Although they broke up in 1914, Brooks painted Rubinstein more often than any other subject; for Brooks, Rubinstein’s “fragile and androgynous beauty” represented an aesthetic ideal. The earliest of these paintings are a series of allegorical nudes. In The Crossing (also exhibited as The Dead Woman), Rubinstein appears to be in a coma, stretched out on a white bed or bier against a black void variously interpreted as death or floating in spent sexual satisfaction on Brooks’ symbolic wing; in Spring, she is depicted as a pagan Madonna strewing flowers on the ground in a grassy meadow. When Rubinstein starred in D’Annunzio’s play The Martyrdom of Saint Sebastian, Brooks painted her as a blonde Saint Sebastian—tied to a post, being shot with an arrow by a masked dwarf standing on a table. The dwarf is a satiric representation of D’Annunzio.

At the beginning of World War I, Brooks painted The Cross of France, a symbolic image of France at war, showing a Red Cross nurse looking off to the side with a resolute expression while Ypres burns in the distance behind her. Although it is not a portrait of Rubinstein, it does resemble her, and she may have modelled for it.

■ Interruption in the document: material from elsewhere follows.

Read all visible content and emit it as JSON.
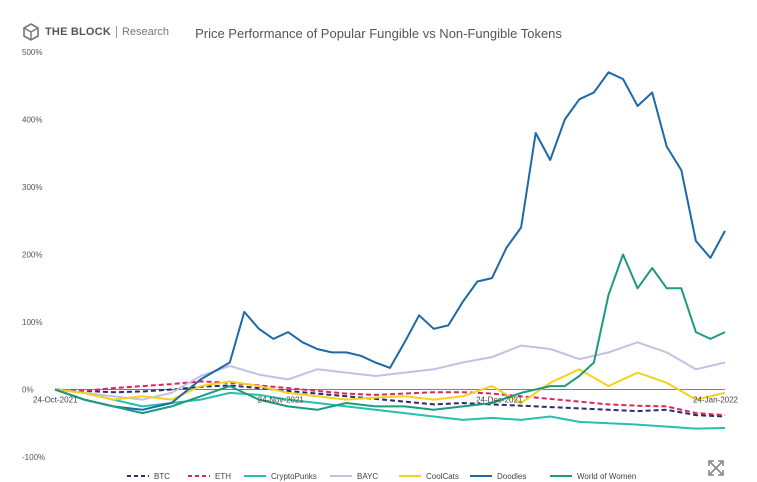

It was exhibited along with a poem by D’Annunzio calling for courage and resolution in wartime, and later reproduced in a booklet sold to raise funds for the Red Cross. After the war, Brooks received the cross of the Legion of Honor for her fundraising efforts.
 

The longest and most important relationship of Brooks’ life was her three-way partnership with Natalie Clifford Barney, an American-born writer, and Lily de Gramont, a French aristocrat. She formed a trio with them that lasted the rest of their lives.

Barney was notoriously non-monogamous, a fact that the other two women had to accept. Brooks met Barney in 1916, at a time when the writer had already been involved for about seven years with Duchess Elisabeth de Gramont, also known as Lily or Elisabeth de Clermont-Tonnerre. She was married and the mother of two daughters. After a brief dust-up that resulted in Barney’s offering Gramont a marriage contract while at the same time refusing to give up Brooks, the three women formed a stable lifelong triangle in which none was a third wheel. Gramont, one of the most glamorous taste-makers and aristocrats of the period, summed up their values when she said, “Civilized beings are those who know how to take more from life than others.” Gender fluidity and sexual freedom were paramount among women of Brooks’ circle. Barney hosted a literary salon on Paris’s Left Bank.

Brooks tolerated Barney’s casual affairs well enough to tease her about them, and had a few of her own over the years. She could become jealous when a new love became serious. Usually she simply left town, but at one point she gave Barney an ultimatum to choose between her and Dolly Wilde—relenting once Barney had given in. At the same time, while Brooks was devoted to Barney, she did not want to live with her full-time. She disliked Paris, disdained Barney’s friends, and hated the constant socializing on which Barney thrived. She felt most fully herself when alone. To accommodate Brooks’s need for solitude, the women built a summer home consisting of two separate wings joined by a dining-room, which they called Villa Trait d’Union, the “hyphenated villa”. Brooks spent part of each year in Italy or traveling elsewhere in Europe, away from Barney. The relationship lasted for more than 50 years.